Fee Overview
Live Kaspa fee rates and recent transaction fees across the network
What is this?
This page is a live snapshot of Kaspa's fee market. It shows what the network recommends right now and what users have actually been paying over the last minute, hour, and 24 hours — all in one compact view.
Fee Rates show the recommended rate for low, normal, and priority transactions. These values tell you how aggressively you need to bid if you want faster inclusion. Under quiet network conditions, all three numbers are often the same because there is plenty of available block space.
Average Fee shows the typical fee paid per transaction over rolling 1-minute, 1-hour, and 24-hour windows. Total Fees shows how much was paid in total across the whole network over those same windows. Together, they give a quick read on both per-send cost and overall fee activity.
For historical trends over longer periods, see the dedicated Total Fees and Average Fee chart pages in the sidebar.
How to use this data
If you are sending a normal transaction, start here. In most cases, the low or normal fee rate is enough on Kaspa because the network usually has ample capacity. If the priority rate moves noticeably above the others, demand for block space may be rising and faster confirmation may require a higher fee.
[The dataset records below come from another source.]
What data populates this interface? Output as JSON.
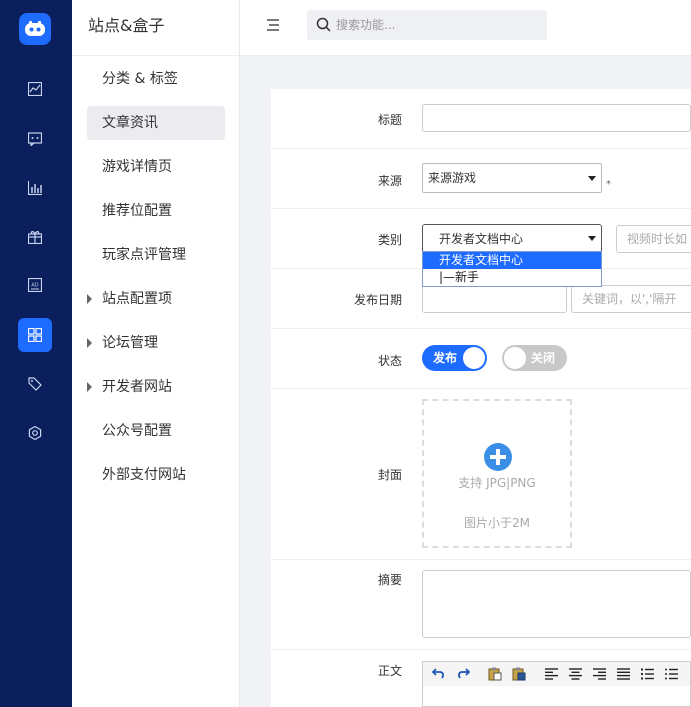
{
  "topbar": {
    "search_placeholder": "搜索功能..."
  },
  "sidebar": {
    "title": "站点&盒子",
    "items": [
      {
        "label": "分类 & 标签",
        "expandable": false,
        "active": false
      },
      {
        "label": "文章资讯",
        "expandable": false,
        "active": true
      },
      {
        "label": "游戏详情页",
        "expandable": false,
        "active": false
      },
      {
        "label": "推荐位配置",
        "expandable": false,
        "active": false
      },
      {
        "label": "玩家点评管理",
        "expandable": false,
        "active": false
      },
      {
        "label": "站点配置项",
        "expandable": true,
        "active": false
      },
      {
        "label": "论坛管理",
        "expandable": true,
        "active": false
      },
      {
        "label": "开发者网站",
        "expandable": true,
        "active": false
      },
      {
        "label": "公众号配置",
        "expandable": false,
        "active": false
      },
      {
        "label": "外部支付网站",
        "expandable": false,
        "active": false
      }
    ]
  },
  "rail": {
    "icons": [
      "logo-icon",
      "chart-line-icon",
      "message-icon",
      "bar-chart-icon",
      "gift-icon",
      "ad-icon",
      "grid-icon",
      "tag-icon",
      "settings-icon"
    ],
    "active_index": 6
  },
  "form": {
    "title": {
      "label": "标题",
      "value": ""
    },
    "source": {
      "label": "来源",
      "value": "来源游戏",
      "required_mark": "*"
    },
    "category": {
      "label": "类别",
      "value": "开发者文档中心",
      "options": [
        "开发者文档中心",
        "|—新手"
      ],
      "extra_placeholder": "视频时长如"
    },
    "publish_date": {
      "label": "发布日期",
      "value": "",
      "keywords_placeholder": "关键词，以','隔开"
    },
    "status": {
      "label": "状态",
      "publish_label": "发布",
      "publish_on": true,
      "close_label": "关闭",
      "close_on": false
    },
    "cover": {
      "label": "封面",
      "hint_format": "支持 JPG|PNG",
      "hint_size": "图片小于2M"
    },
    "summary": {
      "label": "摘要",
      "value": ""
    },
    "body": {
      "label": "正文"
    }
  },
  "colors": {
    "rail_bg": "#0b1f5c",
    "accent": "#1e6bff",
    "toggle_off": "#c8c8c8",
    "upload_icon": "#3a8ee6"
  }
}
Watch the 1-minute columns for immediate changes and the 24-hour columns for the daily baseline. A short spike in the 1-minute values may reflect a temporary burst of demand; elevated 24-hour values suggest a busier day across the network.
Fee rates are shown in sompi per gram — the unit wallets and nodes use when setting fees. Average and total amounts are shown in KAS for readability.
How it's computed
Fee rates come from the node's live fee estimator, which recommends low, normal, and priority pricing based on current network conditions.
Average and total fee values are based on fees actually paid by transactions accepted on-chain — real usage, not estimates. Rolling windows of 1 minute, 1 hour, and 24 hours are updated continuously from recent transaction fee data.
In simple terms, fee rates tell you what the network is asking for right now; the rolling tables tell you what users have really been paying recently. Historical line charts on separate pages extend those same metrics over longer time ranges.